Dispute aimed to force EU to recognize China as a market economy in trade investigations, has lapsed. (Photo: Straits Times)
TOKYO: Despite fighting for market-economy status for four years, China lost its battle last week.
Beijing allowed a landmark World Trade Organization (WTO) dispute which was aimed to force the European Union (EU) to recognize China as a market economy in trade investigations, lapsed on June 15.
The case was first brought in 2016. However, China lost an interim ruling on the matter in 2019.
China currently provides the EU with more legal certainty to fight the low-price Chinese exports with artificially high tariffs.
The resolution, however, has been a setback for Beijing as the EU steps up efforts to limit China’s ‘expansionist practices’ into Europe.

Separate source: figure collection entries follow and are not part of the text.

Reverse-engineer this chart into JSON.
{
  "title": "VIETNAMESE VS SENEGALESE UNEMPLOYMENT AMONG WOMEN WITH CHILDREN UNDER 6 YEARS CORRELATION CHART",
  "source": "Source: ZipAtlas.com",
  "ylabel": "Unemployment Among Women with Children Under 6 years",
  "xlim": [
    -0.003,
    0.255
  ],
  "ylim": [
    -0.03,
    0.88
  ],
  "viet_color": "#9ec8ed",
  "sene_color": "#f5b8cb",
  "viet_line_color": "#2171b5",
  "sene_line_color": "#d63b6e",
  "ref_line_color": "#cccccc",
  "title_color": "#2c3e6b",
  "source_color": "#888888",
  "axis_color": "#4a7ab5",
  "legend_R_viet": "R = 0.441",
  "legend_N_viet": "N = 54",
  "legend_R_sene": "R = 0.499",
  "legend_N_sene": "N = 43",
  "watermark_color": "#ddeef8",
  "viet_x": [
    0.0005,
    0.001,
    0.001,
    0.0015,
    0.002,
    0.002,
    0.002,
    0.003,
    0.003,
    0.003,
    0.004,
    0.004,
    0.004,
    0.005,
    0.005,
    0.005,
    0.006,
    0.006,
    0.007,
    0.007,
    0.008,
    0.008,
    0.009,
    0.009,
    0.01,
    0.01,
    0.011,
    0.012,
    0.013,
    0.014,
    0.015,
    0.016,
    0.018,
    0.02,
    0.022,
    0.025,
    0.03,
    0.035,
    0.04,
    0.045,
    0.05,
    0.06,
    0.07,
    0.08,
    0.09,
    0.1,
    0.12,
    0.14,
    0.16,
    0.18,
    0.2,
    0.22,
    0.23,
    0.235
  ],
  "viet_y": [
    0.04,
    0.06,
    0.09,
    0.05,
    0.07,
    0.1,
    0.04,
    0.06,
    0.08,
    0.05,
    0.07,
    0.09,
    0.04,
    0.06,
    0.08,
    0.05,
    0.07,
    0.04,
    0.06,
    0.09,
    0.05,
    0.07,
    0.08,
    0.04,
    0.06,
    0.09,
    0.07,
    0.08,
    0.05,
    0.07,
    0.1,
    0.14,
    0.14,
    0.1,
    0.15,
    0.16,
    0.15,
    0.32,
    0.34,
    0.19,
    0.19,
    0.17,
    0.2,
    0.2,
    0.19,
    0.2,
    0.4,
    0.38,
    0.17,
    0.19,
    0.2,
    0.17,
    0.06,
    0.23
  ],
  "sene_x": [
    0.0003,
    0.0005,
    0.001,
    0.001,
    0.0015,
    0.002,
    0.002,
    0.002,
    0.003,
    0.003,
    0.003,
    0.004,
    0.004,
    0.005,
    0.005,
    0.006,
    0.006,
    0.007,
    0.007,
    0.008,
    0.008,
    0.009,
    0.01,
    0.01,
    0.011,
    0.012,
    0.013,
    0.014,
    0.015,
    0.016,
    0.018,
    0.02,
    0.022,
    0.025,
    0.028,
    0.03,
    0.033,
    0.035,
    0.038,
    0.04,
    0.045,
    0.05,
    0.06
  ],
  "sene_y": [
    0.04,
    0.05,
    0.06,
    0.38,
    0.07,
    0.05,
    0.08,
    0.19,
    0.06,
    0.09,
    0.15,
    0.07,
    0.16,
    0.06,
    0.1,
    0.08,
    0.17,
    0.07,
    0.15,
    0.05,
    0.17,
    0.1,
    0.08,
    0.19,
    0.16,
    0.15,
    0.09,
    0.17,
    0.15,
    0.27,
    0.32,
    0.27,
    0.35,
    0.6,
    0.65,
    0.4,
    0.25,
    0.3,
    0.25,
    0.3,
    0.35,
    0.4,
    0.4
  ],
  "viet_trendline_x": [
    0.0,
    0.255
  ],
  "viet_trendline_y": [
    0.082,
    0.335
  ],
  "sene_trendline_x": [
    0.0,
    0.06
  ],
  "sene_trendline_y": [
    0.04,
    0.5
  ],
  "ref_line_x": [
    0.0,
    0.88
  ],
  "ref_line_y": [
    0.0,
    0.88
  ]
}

The EU also announced an unprecedented effort to block China’s subsidies to exporters the same day China allowed the dispute to lapse.
The EU is also likely to unveil a proposal to protect European companies from Chinese takeovers.
China has decided to drop the matter after the WTO rejected the claim that Beijing’s 2001 agreement to join WTO automatically granted it the right to be treated as market economy.
This means that the EU can even continue to impose higher duties on underpriced Chinese imports on a case-by-case basis.
In fact, the United States and the EU do not consider Chinese prices reliable.
China had filed a dispute in 2016 arguing that the legal basis that permits the EU to deviate from standard WTO anti-dumping practices expired in 2016.
China, meanwhile, temporarily suspended the dispute after WTO issued its interim report in 2019 preventing the ruling from going public.